I try to avoid blogging about the highlight artist from Artistaday (a fantastic site that helps keep me updated on what is going on outside of my small life in northern New Hampshire), but when I saw a photographer from Hudson, New Hampshire was the artist of the day, I was sold.
It’s not often that I stumble upon an artist from my home state whose work is so damn interesting and both beautiful and revolting. (It doesn’t hurt that we have the same middle name) Sarah Ann Loreth does not say on her website, or her facebook, when she was born or if she went to school for art. She has, however, been highlighted in Vogue, created the cover art for many books, been published in several magazines (including Leveled, Lost Freedom, Lost in Thought, Grae, Musetouch and Illusory) and her work was selected for the cover of a Florence+ the Machine charity album.
Artist Statement: Sarah Ann Loreth does not take photographs; she creates them from scenes she pulls from deep within her psyche. Sarah is a fine art photographer from New Hampshire, who specializes in self-portraiture. In her work she tries to covey a quiet stillness of emotion with a connection to her natural surroundings. From her use of color she creates a reality found only in her imagination but so unbelievably human. She toes the line between darkness and light, unafraid to explore themes that others may find uncomfortable. Through death, destruction, suicide, or abandon, Sarah examines the darker side of the human spirit. With photographs full of stories and symbolism she sees a life in death that shouldn’t be feared.
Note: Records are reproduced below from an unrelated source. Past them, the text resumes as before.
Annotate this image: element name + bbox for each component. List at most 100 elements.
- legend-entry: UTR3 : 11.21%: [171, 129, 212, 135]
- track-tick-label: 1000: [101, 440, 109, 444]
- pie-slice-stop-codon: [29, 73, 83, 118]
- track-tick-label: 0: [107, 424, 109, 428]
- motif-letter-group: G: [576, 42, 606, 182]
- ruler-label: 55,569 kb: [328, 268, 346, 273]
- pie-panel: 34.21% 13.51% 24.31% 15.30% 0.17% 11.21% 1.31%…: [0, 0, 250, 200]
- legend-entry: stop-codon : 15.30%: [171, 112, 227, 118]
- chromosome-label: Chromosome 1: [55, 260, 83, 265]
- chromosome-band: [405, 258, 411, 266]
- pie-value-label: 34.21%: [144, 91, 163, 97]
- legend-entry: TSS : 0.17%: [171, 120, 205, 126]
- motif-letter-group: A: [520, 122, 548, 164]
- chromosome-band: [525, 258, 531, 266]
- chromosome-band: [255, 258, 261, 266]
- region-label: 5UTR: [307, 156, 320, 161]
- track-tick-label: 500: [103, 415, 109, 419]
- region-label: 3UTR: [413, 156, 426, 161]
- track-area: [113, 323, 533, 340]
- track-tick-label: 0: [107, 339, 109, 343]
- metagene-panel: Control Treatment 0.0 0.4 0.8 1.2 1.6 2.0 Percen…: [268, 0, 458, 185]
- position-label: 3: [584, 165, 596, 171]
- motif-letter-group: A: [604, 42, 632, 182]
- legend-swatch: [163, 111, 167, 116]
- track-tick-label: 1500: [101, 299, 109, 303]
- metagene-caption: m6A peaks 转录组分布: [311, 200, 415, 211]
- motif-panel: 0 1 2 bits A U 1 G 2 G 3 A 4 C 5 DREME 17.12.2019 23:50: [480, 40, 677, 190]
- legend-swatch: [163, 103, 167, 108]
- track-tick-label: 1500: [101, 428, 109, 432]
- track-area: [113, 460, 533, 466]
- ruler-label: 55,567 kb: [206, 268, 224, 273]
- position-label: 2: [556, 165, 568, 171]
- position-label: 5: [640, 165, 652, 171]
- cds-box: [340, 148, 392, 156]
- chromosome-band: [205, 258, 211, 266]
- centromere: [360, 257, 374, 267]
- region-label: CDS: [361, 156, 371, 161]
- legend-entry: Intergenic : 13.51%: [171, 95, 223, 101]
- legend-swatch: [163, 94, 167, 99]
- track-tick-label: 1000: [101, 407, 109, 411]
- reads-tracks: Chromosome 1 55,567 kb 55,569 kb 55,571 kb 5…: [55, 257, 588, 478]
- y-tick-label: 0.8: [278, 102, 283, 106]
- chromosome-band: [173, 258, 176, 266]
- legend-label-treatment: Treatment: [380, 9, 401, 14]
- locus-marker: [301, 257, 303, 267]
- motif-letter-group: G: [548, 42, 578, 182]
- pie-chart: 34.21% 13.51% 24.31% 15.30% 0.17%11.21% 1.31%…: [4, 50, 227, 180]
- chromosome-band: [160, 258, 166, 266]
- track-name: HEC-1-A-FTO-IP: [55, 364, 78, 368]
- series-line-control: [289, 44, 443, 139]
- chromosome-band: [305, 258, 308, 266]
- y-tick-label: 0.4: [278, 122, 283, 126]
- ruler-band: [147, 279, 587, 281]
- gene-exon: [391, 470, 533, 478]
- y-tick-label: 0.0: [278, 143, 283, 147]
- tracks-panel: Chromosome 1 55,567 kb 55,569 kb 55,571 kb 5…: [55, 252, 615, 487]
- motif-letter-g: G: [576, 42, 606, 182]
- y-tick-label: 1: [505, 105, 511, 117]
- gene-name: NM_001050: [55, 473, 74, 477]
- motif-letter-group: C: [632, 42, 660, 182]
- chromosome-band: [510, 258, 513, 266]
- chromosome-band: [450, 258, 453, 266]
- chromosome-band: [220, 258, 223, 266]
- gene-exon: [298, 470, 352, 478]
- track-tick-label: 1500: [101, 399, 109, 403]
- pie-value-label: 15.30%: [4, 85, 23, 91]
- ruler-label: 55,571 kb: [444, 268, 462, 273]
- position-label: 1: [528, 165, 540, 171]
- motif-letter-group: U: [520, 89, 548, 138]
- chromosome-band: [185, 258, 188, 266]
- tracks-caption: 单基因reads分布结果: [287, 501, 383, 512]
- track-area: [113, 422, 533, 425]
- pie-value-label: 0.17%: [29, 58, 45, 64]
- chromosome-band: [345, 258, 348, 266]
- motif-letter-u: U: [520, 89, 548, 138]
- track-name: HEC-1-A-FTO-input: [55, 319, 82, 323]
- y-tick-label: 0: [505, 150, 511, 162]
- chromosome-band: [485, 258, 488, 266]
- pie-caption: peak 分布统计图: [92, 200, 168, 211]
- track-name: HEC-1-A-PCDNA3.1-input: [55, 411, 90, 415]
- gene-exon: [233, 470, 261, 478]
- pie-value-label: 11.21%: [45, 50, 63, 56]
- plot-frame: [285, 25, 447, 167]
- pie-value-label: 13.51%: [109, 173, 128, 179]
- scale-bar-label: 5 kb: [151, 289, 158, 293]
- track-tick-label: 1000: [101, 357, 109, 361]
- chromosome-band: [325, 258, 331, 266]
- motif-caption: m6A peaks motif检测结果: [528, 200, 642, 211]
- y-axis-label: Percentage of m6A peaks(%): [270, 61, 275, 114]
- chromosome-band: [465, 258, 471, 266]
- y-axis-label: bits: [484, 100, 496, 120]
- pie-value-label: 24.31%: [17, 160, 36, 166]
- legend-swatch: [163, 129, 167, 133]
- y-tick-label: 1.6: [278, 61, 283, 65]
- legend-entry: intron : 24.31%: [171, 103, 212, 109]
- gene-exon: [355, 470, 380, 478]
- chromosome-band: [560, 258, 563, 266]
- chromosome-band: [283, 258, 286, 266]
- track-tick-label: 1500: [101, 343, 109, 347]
Her work evokes a connection from the viewer, a feeling of oneness of the human experience and a mystery that leaves you wondering what will happen next.
“I love the work of Sylvia Plath and Anne Sexton. I am inspired by their dark examining of their inner workings. … I want my audience to feel. …I want them to feel connected to the human condition.” (Quiet Lunch Magazine)
Some of her subjects are professional models, and while those are interesting, I am most intrigued by the self-portraits. (Like “Blind Faith” March 19th 2012 from Loreth’s Waiting For God series).

“I never meant for the fishtank to break. But it did. It smashed in my tub with me in it and I got so mangled! So I decided to just go with it and turn the shower on haha”
Would “Sick” a photograph about a very personal issue, have been more powerful and meaningful if it was a self-portrait?

Sick
“Even for me, this is painful to look at. This is different for me. …I have chronic pain and have my entire life. The concept came to me last Friday as I spent the day hugging the toilet due to another migraine. … I thought it might be interesting to examine being sick from a unique standpoint. A series of portraits with the premise of “being sick”. Relatable in a sense that this is something everyone goes through in their life but painful and grotesque and completely honest” Loreth
Here is a pretty cool interview with Loreth about her techniques and experience with project 365 (one photo a day, for a year)
And who are the photographers that inspire you? Gosh there are so many. I also adore Cindy Sherman, Sally Mann, Diane Arbus, and Tim Walker! I don’t know, I am just so drawn to photographers that are able to tell stories and see the world in a different unusual way.
To what degree do you plan or envision your photographs before taking them? Pretty much almost completely. I don’t feel I create my best work when I “wing it”. My best work is created when I sketch out my details and completely think out what I’m trying to achieve. I like to have my concepts at least detailed a few weeks before the shoot.
I am especially interested in and inspired by her work that includes animals in one way or another. I like how she uses antlers as a mask or identity modifier…
Octopi and naked women may not be original imagery, but I like this photograph anyways.

Untitled January 2012
(What I want to know is how the heck to you slap an octopus on your head? Where do you get an octopus? Is it still alive???)
To Have Gills still uses an animal to modify identity, but rather than placing antlers etc on her person, Loreth attempts to consume or internalize as a mode of transformation. It gives me the willies!

To Have Gills
Loreth writes “Although I am not especially fond of this photo I wanted to upload it anyway because it was insanely unpleasant and made me hate my life. I hate fish. I hate everything about fish. I am both scared and repulsed by them. This was a site to see however. Me, in my living room, in a bathing suit, taking photos of myself alternately dumping cups of water on my head and gagging with a fish head in my mouth. Totes a normal thing to do”
Loreth does have an etsy shop, but doesn’t seem to use it too much.





Wow these are awesome. I love the antlers and I shivered in fear at the octopus but I can’t stop looking at it. I am so drawn to it though the idea of an octopus on my head repulses me.
I think part of what makes the antlers even more interesting is that they are still attached to the deer skull. I can’t remember whose work I was looking at, but last week I saw a photographer who was working with an octopus. She had it covering her naked pubic area. Freaked me out. The colors and of course flowing tentacles with circular suctions cups are just great for composition etc, then you add the implications of an ocean creature suctioned onto your body and you have a recipe for a great piece.